Теперь, после долгой разлуки с моей хроникой бриллианта, я понимаю, что меня тянуло к этому камню, вероятно, потому, что он, как и я, был своего рода очевидцем. Как и бриллиант, я был безгласен — я не умел говорить публично на совете, был молчалив с императором, кроме тех случаев, когда мне было что сказать. Я никогда не пустословил, разве только от отчаяния, когда видел его павшим духом. Но бывали времена, когда, сидя рядом с его ванной, я часами рассказывал ему о своей жизни — о поездке в Иллирию, об инспекции домов призрения и тюрем, о днях службы в качестве докладчика прошений — и тогда я обретал голос. Я рассказывал о себе, пребывавшем среди принцев, королей и генералов в их расшитых золотыми галунами формах. В ту пору я так бриллиант с его игрой и блеском, хранил свои тайны.

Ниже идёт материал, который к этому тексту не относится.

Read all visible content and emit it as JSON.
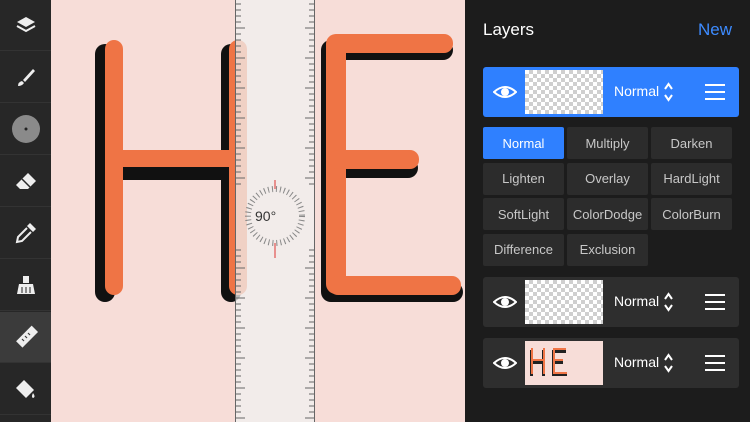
{
  "toolbar": {
    "tools": [
      {
        "name": "layers-tool-icon",
        "active": false
      },
      {
        "name": "brush-icon",
        "active": false
      },
      {
        "name": "brush-size-icon",
        "active": false
      },
      {
        "name": "eraser-icon",
        "active": false
      },
      {
        "name": "eyedropper-icon",
        "active": false
      },
      {
        "name": "smudge-icon",
        "active": false
      },
      {
        "name": "ruler-icon",
        "active": true
      },
      {
        "name": "fill-bucket-icon",
        "active": false
      }
    ]
  },
  "canvas": {
    "protractor_label": "90°",
    "letters": "HE"
  },
  "layers_panel": {
    "title": "Layers",
    "new_label": "New",
    "layers": [
      {
        "blend": "Normal",
        "selected": true,
        "thumb": "empty"
      },
      {
        "blend": "Normal",
        "selected": false,
        "thumb": "empty"
      },
      {
        "blend": "Normal",
        "selected": false,
        "thumb": "HE"
      }
    ],
    "blend_modes": [
      "Normal",
      "Multiply",
      "Darken",
      "Lighten",
      "Overlay",
      "HardLight",
      "SoftLight",
      "ColorDodge",
      "ColorBurn",
      "Difference",
      "Exclusion"
    ],
    "active_mode": "Normal"
  },
  "colors": {
    "accent": "#2f80ff",
    "letter_fill": "#ef7445",
    "canvas_bg": "#f7ddd8"
  }
}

Я уехал, и мне больше не надо было развлекать императора, быть его Шехерезадой, насколько я вообще был на это способен. После целого дня его рассказов о своей славной жизни, когда он уставал или падал духом, мы менялись с ним ролями, и я рассказывал ему о своей жизни. Мне приходилось поднимать настроение этого великого человека, бороться с химерами и поражать драконов. Я приносил нагретые полотенца, когда у него болели зубы или голова. В эти мгновения я пытался заставить его хотя бы отчасти забыть то, что он потерял. Я был недостоин этой задачи, но, кроме меня, там не было никого, кроме этих солдафонов, умелых на войне и беспомощных в мирное время. Я — пришелец из другого времени, другого мира, пусть фальшивого и коварного, но изысканного и сдержанного. Император называл меня своим отшлифованным бриллиантом.
Я не был из его генералов, равно как не выделялся во время какой-либо кампании. Я все понял в самом начале, еще на борту «Беллерофона», шедшего Плимут, откуда нас перевезли на «Нортумберленд», — все они были при шпорах и в полной военной форме, только мы с Эммануэлем в сюртуках и туфлях.
Перечитав свои старые заметки, я почувствовал, что моя хроника бриллианта тяготеет к императору, как тяготели к нему все вещи, когда я был на острове. Словно самый дом и сад и камедные деревья тянулись к нему, влекомые силой, неизвестной пленнику. Своим существованием, силой, которой он был, он поглощал все.
Я знал, что он хотел, чтобы я остался в Лонгвуде, и все же, будучи вдали от него, я служил его единственной надеждой на побег и спасение. Я мог бы сделать то, что вся его семья не могла или не хотела сделать, потому что я был непреклонен, и он это знал.
Проведя восемь месяцев пленником на мысе Доброй Надежды, разлученный с любимым мною императором, я вернулся в Европу. Мне было запрещено возвращаться во Францию, и я жил некоторое время в герцогстве Баден-Баден, в Баварии, у Шварцвальда. Я писал ко всем главам правительств Европы, сообщая им о состоянии императора. Я писал к королеве-матери и к ее лишенным тронов сыновьям и дочерям, но все как будто были не в силах помочь ему. Унаследованный мною склад характера таков, что просить мне претит, и все же во имя него я просил и много унижался. Все, что я мог дать ему, — мои слова и десять тысяч франков. Ни то ни другое не пошло на пользу.